1. Fuel injection pump for an internal combustion engine with a drive shaft (15) with which at least one pump piston of the fuel injection pump is driven via actuating cams and with which a fuel delivery pump arranged within a housing of the fuel injection pump is driven, which consists of an inner ring (10) with an inner lateral surface (14) is guided on the drive shaft (15) and there is a toothing (12) coupled to it and an outer ring (5), between which and the inner ring (10) with one of these rings coupled displacement elements (18) are arranged , through which fuel is conveyed from an inlet side (24) to an outlet side (22), between the inner ring (10), the displacement elements (18), the outer ring (5) and two housing parts (3, 25) tightly leading these parts Fuel volume to be delivered is included, characterized in that the toothing has a spur toothing is, with teeth on the circumference of the drive shaft (15) and teeth (29) on the inner lateral surface (14) of the inner ring (10), of which at least the teeth on one of the parts, drive shaft (15) or inner ring (10), preferably the teeth (29) on the circumferential surface (14) of the inner ring (10) form a straight toothing (12), the respective in the longitudinal Direction of the axis of the drive shaft (15) extending radial planes of this axis lying teeth (29) arcuate in this respective plane with an enveloping circle defining the end face (27) of the teeth (29), the center of which lies in this respective radial plane.

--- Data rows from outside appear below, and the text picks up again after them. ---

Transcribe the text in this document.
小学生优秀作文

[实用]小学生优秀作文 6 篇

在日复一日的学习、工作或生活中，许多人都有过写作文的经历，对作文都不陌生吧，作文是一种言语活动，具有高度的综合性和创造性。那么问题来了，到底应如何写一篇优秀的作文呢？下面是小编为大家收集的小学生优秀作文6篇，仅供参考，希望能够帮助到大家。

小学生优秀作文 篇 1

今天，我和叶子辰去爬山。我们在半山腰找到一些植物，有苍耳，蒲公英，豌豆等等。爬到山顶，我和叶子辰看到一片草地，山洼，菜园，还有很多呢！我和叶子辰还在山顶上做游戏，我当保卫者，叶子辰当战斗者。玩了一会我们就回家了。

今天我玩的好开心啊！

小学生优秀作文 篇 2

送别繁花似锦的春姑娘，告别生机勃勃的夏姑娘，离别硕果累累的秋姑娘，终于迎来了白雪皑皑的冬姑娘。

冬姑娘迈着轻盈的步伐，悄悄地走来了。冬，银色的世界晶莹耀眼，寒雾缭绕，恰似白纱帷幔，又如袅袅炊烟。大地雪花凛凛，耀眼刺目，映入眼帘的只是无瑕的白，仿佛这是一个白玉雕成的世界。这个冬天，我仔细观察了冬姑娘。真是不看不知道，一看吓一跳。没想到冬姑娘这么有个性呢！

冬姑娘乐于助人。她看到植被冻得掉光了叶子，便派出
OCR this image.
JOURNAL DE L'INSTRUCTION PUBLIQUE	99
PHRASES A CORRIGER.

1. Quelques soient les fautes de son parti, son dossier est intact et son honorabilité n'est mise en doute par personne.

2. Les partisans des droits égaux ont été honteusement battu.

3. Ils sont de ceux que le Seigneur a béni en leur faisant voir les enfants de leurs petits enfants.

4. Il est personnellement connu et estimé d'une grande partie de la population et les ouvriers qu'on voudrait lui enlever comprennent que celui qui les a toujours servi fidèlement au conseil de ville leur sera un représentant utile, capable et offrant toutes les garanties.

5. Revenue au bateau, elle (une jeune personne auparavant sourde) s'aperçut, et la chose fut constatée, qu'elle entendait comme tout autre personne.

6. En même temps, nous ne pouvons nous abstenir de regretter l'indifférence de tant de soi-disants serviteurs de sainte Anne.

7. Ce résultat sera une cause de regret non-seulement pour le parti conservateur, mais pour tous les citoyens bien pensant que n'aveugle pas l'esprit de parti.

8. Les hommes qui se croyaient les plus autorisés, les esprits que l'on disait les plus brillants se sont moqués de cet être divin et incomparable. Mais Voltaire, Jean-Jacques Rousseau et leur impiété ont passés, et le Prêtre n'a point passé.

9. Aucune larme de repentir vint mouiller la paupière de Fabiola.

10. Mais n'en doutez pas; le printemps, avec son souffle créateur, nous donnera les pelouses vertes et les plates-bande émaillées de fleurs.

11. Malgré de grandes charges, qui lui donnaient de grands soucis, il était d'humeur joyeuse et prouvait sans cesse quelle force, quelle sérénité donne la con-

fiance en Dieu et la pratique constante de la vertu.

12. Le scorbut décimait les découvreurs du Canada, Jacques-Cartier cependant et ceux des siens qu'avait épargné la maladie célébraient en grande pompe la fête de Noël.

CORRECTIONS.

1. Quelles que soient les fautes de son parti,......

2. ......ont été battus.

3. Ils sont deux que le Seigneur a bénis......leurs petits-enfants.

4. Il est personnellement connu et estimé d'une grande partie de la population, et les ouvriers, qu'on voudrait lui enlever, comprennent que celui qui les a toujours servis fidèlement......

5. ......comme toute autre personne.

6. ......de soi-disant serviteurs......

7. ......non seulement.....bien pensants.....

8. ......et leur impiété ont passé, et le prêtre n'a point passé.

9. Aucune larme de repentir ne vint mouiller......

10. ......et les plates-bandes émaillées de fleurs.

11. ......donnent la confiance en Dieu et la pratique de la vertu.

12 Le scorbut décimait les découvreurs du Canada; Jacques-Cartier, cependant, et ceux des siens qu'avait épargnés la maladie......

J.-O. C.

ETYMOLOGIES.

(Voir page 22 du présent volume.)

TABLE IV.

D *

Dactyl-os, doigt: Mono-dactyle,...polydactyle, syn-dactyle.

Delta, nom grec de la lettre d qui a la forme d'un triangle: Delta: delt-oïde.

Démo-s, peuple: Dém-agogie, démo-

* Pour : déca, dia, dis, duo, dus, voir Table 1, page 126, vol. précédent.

2. Fuel injection pump according to claim 1, characterized in that both the end face (27) and the tooth base (28) of the teeth (29) are each arcuate.

3. Fuel injection pump according to claim 1, characterized in that the displacement elements in radial grooves

(17) of the inner ring (10) are guided wings (18) which come to rest on the inner surface (8) of the outer ring (5) and on the adjoining housing parts (3, 25) and the outer lateral surface (9) of the inner ring (10) with the inner surface

(8) of the outer ring (5) delimit an approximately sickle-shaped space (11).